Which startups are using AI to watch session replays?
In general, there aren't a lot of companies that are trying to do this.
There's an interesting open source project called Providence that may be doing something similar:
Providence enhances the value of session replay through AI while significantly mitigating the time investment needed to draw meaningful conclusions from user sessions.
One YC startup, Decipher AI uses LLMs to watch session replays for QA/QC:
Decipher AI offers an AI agent that uses advanced vision LMs to watch thousands of hours of session replays for you so you can discover customer issues in realtime, understand feature usage, and get product questions answered.

Another YCombinator-backed startup, PathPilot launched a product like this in 2024:
PathPilot is an AI tool that transforms user session replays into "highlight reels," helping you spot critical moments from thousands of hours of recordings.

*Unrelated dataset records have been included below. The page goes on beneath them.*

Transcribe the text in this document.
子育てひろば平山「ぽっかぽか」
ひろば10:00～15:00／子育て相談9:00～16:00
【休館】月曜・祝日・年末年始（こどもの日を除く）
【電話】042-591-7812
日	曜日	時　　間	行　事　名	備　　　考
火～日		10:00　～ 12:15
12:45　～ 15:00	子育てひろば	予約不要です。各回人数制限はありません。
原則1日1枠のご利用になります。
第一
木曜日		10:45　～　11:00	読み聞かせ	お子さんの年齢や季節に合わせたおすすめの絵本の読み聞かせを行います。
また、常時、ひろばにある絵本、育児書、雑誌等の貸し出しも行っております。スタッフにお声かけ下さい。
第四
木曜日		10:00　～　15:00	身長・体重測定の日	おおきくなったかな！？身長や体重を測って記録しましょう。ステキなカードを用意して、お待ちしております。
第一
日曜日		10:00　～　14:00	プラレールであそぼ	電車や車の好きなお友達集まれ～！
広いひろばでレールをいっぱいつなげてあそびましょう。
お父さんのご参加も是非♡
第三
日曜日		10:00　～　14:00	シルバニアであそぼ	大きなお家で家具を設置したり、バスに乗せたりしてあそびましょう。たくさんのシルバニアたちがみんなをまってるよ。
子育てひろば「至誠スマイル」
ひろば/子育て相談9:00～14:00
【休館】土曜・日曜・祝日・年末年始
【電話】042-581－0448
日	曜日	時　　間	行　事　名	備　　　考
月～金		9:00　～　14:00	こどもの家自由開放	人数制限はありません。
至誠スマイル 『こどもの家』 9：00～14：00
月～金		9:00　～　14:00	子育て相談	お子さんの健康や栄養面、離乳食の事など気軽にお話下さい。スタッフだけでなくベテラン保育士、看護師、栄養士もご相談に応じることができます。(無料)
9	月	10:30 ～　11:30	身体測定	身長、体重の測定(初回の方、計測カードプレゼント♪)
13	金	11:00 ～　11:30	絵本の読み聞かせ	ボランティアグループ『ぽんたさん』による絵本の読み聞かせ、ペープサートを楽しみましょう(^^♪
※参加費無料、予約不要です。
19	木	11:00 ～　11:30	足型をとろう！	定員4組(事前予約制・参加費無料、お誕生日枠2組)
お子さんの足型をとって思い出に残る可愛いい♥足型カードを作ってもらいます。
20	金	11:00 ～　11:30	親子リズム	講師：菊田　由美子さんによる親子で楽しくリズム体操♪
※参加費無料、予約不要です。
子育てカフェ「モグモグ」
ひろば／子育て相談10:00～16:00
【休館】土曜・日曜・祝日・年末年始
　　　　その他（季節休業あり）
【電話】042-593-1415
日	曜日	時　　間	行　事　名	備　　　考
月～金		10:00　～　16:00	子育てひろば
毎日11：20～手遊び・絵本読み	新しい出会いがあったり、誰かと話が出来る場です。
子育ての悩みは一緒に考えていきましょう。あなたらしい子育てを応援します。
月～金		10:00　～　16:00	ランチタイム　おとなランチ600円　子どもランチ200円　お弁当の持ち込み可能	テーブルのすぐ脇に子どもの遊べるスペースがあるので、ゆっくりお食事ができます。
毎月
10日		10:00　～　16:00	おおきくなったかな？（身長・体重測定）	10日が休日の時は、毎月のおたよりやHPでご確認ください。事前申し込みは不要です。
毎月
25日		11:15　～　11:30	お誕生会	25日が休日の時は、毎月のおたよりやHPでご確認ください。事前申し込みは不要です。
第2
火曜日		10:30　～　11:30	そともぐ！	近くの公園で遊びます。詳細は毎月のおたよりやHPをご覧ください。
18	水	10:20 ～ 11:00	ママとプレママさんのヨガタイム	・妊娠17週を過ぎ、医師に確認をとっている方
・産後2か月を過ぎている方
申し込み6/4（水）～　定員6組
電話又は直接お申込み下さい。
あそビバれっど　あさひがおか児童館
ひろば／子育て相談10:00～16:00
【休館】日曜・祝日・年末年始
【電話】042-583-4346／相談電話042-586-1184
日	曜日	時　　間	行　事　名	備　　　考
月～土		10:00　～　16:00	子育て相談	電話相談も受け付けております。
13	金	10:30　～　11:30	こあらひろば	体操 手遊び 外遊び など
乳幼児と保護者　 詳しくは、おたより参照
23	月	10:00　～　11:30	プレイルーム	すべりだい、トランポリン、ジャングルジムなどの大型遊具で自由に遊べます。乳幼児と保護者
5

Save time, uncover insights, and take data-driven action to boost customer retention.
Beyond these, I haven't really found any startups taking this approach very seriously.
The larger session replay incumbents (Clarity, FullStory) only have a couple of public reviews on Reddit:
u/fukofukofuko (2y ago)
MS Clarity does that, I haven't used the AI feature enough to say whether it's good or not though.
u/Unlikely-Ad210 (2y ago)
I use a tool called FullStory that kind of does something like this. We can easily see issues without having to watch every session. However we can dig in to each session if we wanted to.
Again, it doesn't summarize each session but it's very good at telling us when cohorts of users are experiencing the same issue.
u/foolishtactician (2y ago)
I use Descript to generate transcripts of my user interviews. It doesn't summarize them, but it's much easier to look back at a transcript than to rewatch the entire recording.